The Beavertails are ready to be eaten and the snow and ice waiting to be sculpted. After many weeks of uncertainty due to unusually mild weather, Winterlude is on, say festival organizers.

By Valery Navarrete

The Beavertails are ready to be eaten and the snow and ice waiting to be sculpted. After many weeks of uncertainty due to unusually mild weather, Winterlude is on, say festival organizers.

The smell of Beavertails and wood smoke filled the air at the sneak preview of the 2002 Winterlude lineup last week at Confederation Park. Organizers announced several new events, including a Mardi Gras style celebration on Sparks Street to be held Friday and Saturday, Feb. 8 and 9.

Sparks Street Mall Mardi Gras will begin Friday night with a parade of lights. Saturday’s activities will include a pancake breakfast, a children’s parade at noon and a full costume masquerade ball and street concert in the evening.

Sharon MacKenna, manager of the Sparks Street Mall Authority, said she is hoping the warm weather may mean a bigger turn out for the event. “Winterlude is on, so other events are still running, organizers have just had to change the focus (from the canal),” said MacKenna.

Unusually warm winter temperatures have kept the Rideau Canal closed for skating so far this year. The estimated opening date of Jan. 19, which would have already been the latest start date in the canal’s 30-year history, came and went without the necessary 25 cm of ice needed to open the skateway.

The canal is usually at the centre of Winterlude festivities; however, the National Capital Commission, which organizes the festival, says Winterlude is in good shape no matter what the temperatures.

“Regardless of the weather Mother Nature provides us, Winterlude is ready,” said NCC chairman Marcel Beaudry at the sneak preview, adding that organizers have successfully seen Winterlude through weather ranging from rain to the ice storm conditions of 1998.

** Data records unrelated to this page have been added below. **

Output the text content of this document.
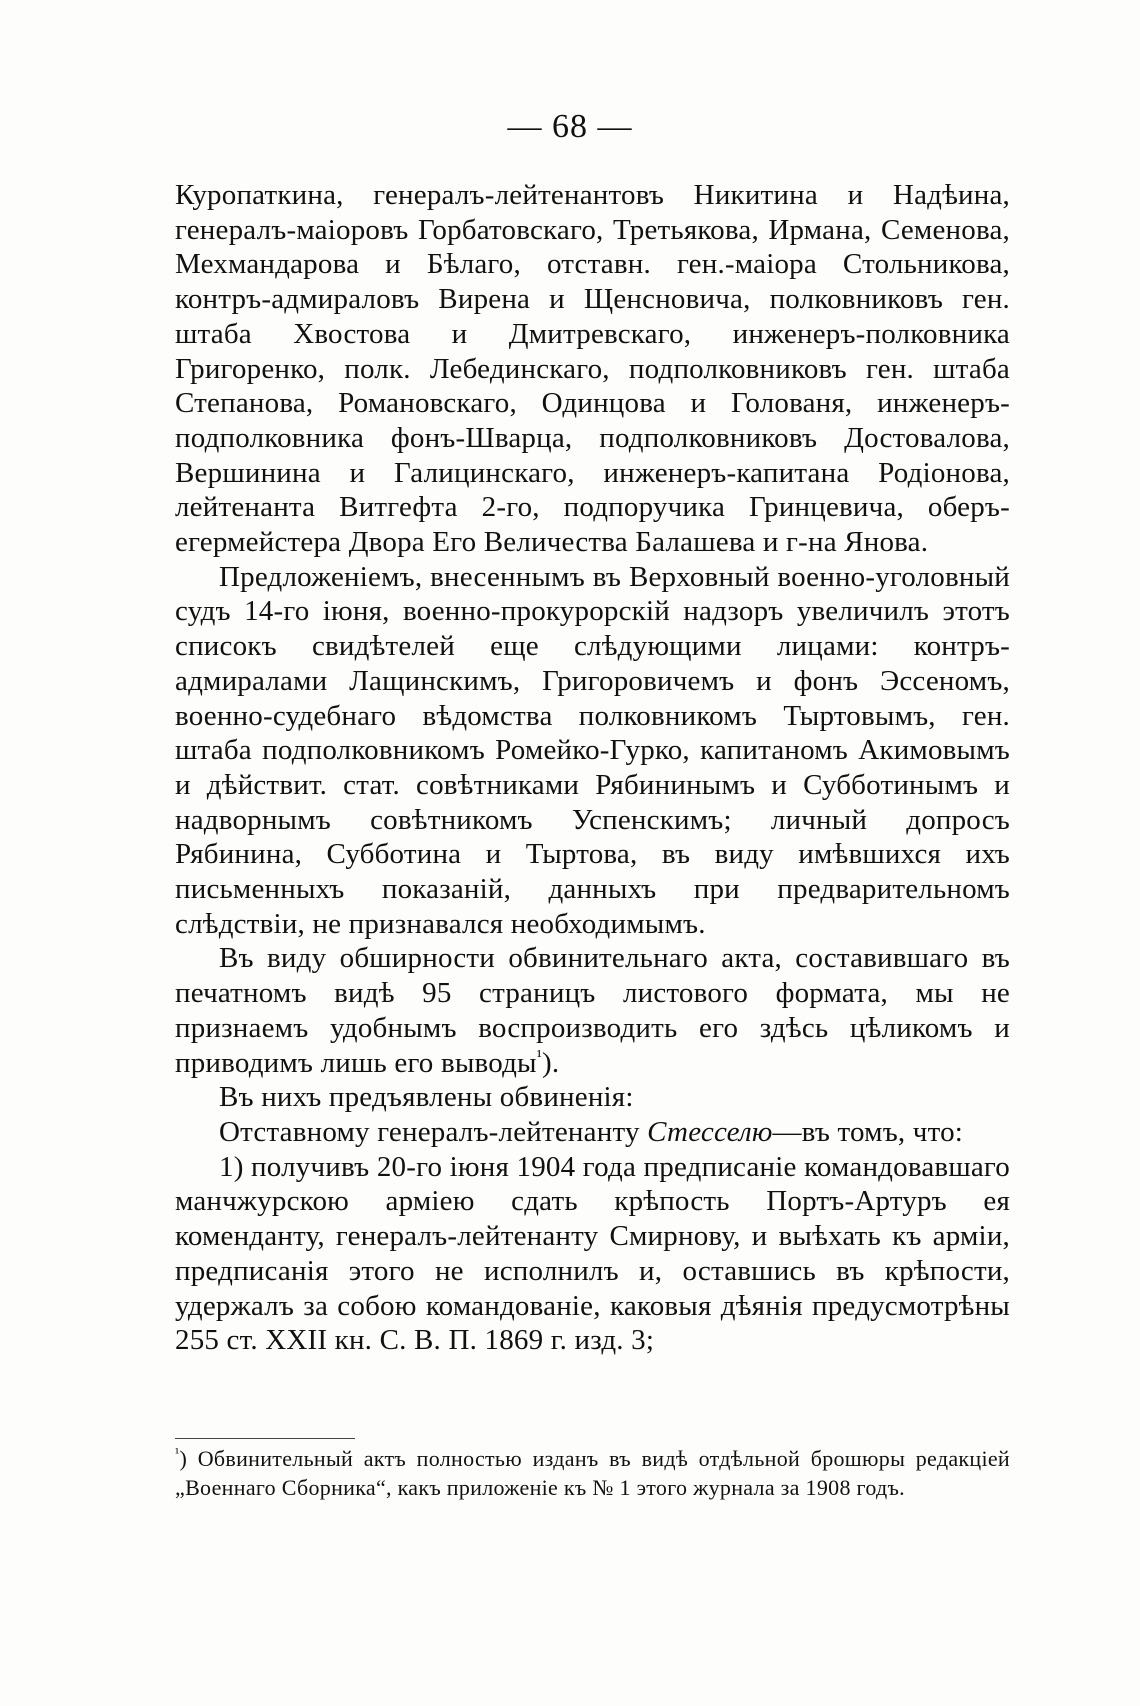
— 68 —

Куропаткина, генералъ-лейтенантовъ Никитина и Надѣина, генералъ-маіоровъ Горбатовскаго, Третьякова, Ирмана, Семенова, Мехмандарова и Бѣлаго, отставн. ген.-маіора Стольникова, контръ-адмираловъ Вирена и Щенсновича, полковниковъ ген. штаба Хвостова и Дмитревскаго, инженеръ-полковника Григоренко, полк. Лебединскаго, подполковниковъ ген. штаба Степанова, Романовскаго, Одинцова и Голованя, инженеръ-подполковника фонъ-Шварца, подполковниковъ Достовалова, Вершинина и Галицинскаго, инженеръ-капитана Родіонова, лейтенанта Витгефта 2-го, подпоручика Гринцевича, оберъ-егермейстера Двора Его Величества Балашева и г-на Янова.

Предложеніемъ, внесеннымъ въ Верховный военно-уголовный судъ 14-го іюня, военно-прокурорскій надзоръ увеличилъ этотъ списокъ свидѣтелей еще слѣдующими лицами: контръ-адмиралами Лащинскимъ, Григоровичемъ и фонъ Эссеномъ, военно-судебнаго вѣдомства полковникомъ Тыртовымъ, ген. штаба подполковникомъ Ромейко-Гурко, капитаномъ Акимовымъ и дѣйствит. стат. совѣтниками Рябининымъ и Субботинымъ и надворнымъ совѣтникомъ Успенскимъ; личный допросъ Рябинина, Субботина и Тыртова, въ виду имѣвшихся ихъ письменныхъ показаній, данныхъ при предварительномъ слѣдствіи, не признавался необходимымъ.

Въ виду обширности обвинительнаго акта, составившаго въ печатномъ видѣ 95 страницъ листового формата, мы не признаемъ удобнымъ воспроизводить его здѣсь цѣликомъ и приводимъ лишь его выводы$^{^1}$).

Въ нихъ предъявлены обвиненія:

Отставному генералъ-лейтенанту Стесселю—въ томъ, что:

1) получивъ 20-го іюня 1904 года предписаніе командовавшаго манчжурскою арміею сдать крѣпость Портъ-Артуръ ея коменданту, генералъ-лейтенанту Смирнову, и выѣхать къ арміи, предписанія этого не исполнилъ и, оставшись въ крѣпости, удержалъ за собою командованіе, каковыя дѣянія предусмотрѣны 255 ст. XXII кн. С. В. П. 1869 г. изд. 3;

$^{^1}$) Обвинительный актъ полностью изданъ въ видѣ отдѣльной брошюры редакціей „Военнаго Сборника“, какъ приложеніе къ № 1 этого журнала за 1908 годъ.
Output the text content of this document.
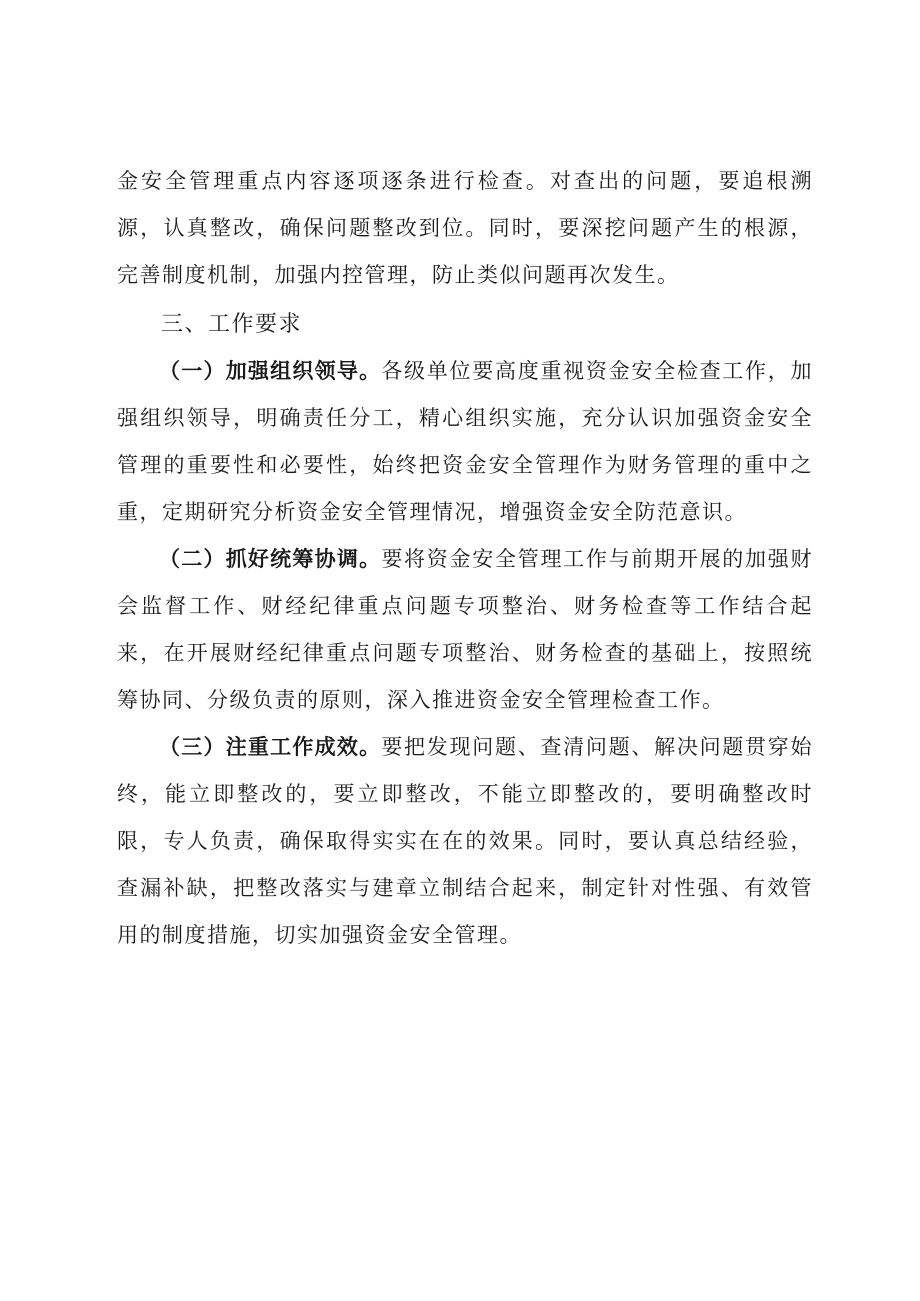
金安全管理重点内容逐项逐条进行检查。对查出的问题，要追根溯源，认真整改，确保问题整改到位。同时，要深挖问题产生的根源，完善制度机制，加强内控管理，防止类似问题再次发生。

三、工作要求

（一）加强组织领导。各级单位要高度重视资金安全检查工作，加强组织领导，明确责任分工，精心组织实施，充分认识加强资金安全管理的重要性和必要性，始终把资金安全管理作为财务管理的重中之重，定期研究分析资金安全管理情况，增强资金安全防范意识。

（二）抓好统筹协调。要将资金安全管理工作与前期开展的加强财会监督工作、财经纪律重点问题专项整治、财务检查等工作结合起来，在开展财经纪律重点问题专项整治、财务检查的基础上，按照统筹协同、分级负责的原则，深入推进资金安全管理检查工作。

（三）注重工作成效。要把发现问题、查清问题、解决问题贯穿始终，能立即整改的，要立即整改，不能立即整改的，要明确整改时限，专人负责，确保取得实实在在的效果。同时，要认真总结经验，查漏补缺，把整改落实与建章立制结合起来，制定针对性强、有效管用的制度措施，切实加强资金安全管理。
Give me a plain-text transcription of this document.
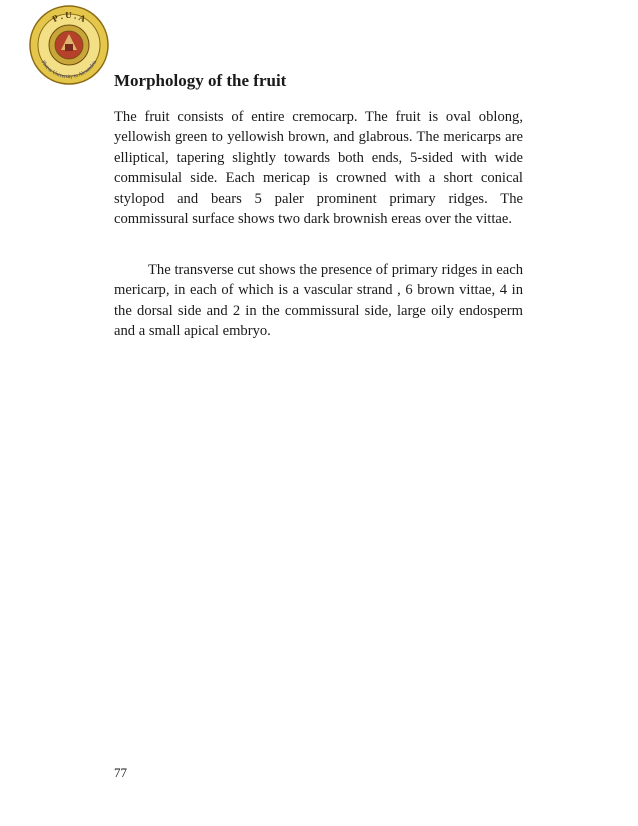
P . U . A
Pharos University in Alexandria
Morphology of the fruit

The fruit consists of entire cremocarp. The fruit is oval oblong, yellowish green to yellowish brown, and glabrous. The mericarps are elliptical, tapering slightly towards both ends, 5-sided with wide commisulal side. Each mericap is crowned with a short conical stylopod and bears 5 paler prominent primary ridges. The commissural surface shows two dark brownish ereas over the vittae.

The transverse cut shows the presence of primary ridges in each mericarp, in each of which is a vascular strand , 6 brown vittae, 4 in the dorsal side and 2 in the commissural side, large oily endosperm and a small apical embryo.

77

Ottawa Mayor Bob Chiarelli highlighted the return of City Snowscapes, the amateur snow sculpture contest held on Dow’s Lake in previous years. “A tremendous number of community members wanted it back,” said Chiarelli. Because Dow’s Lake is not yet frozen, this year’s competition will take place on the banks of the lake.

This is one of several changes organizers are making to accommodate the weather, but there are still high hopes that the canal will be ready for Winterlude. “We remain hopeful and we’ll see,” said Martine Bélanger, media representative for the NCC.

Other flagship activities include the return of the Canada Snow Sculpture Competition, moved this year from Parliament Hill to the front lawn of Ottawa City Hall, and the new Crystal Garden Fire and Ice Show to be held in Confederation Park Feb. 8 to 10. The show will feature speed carver Laurent Gordon and fire breather Ronnie Le Grand.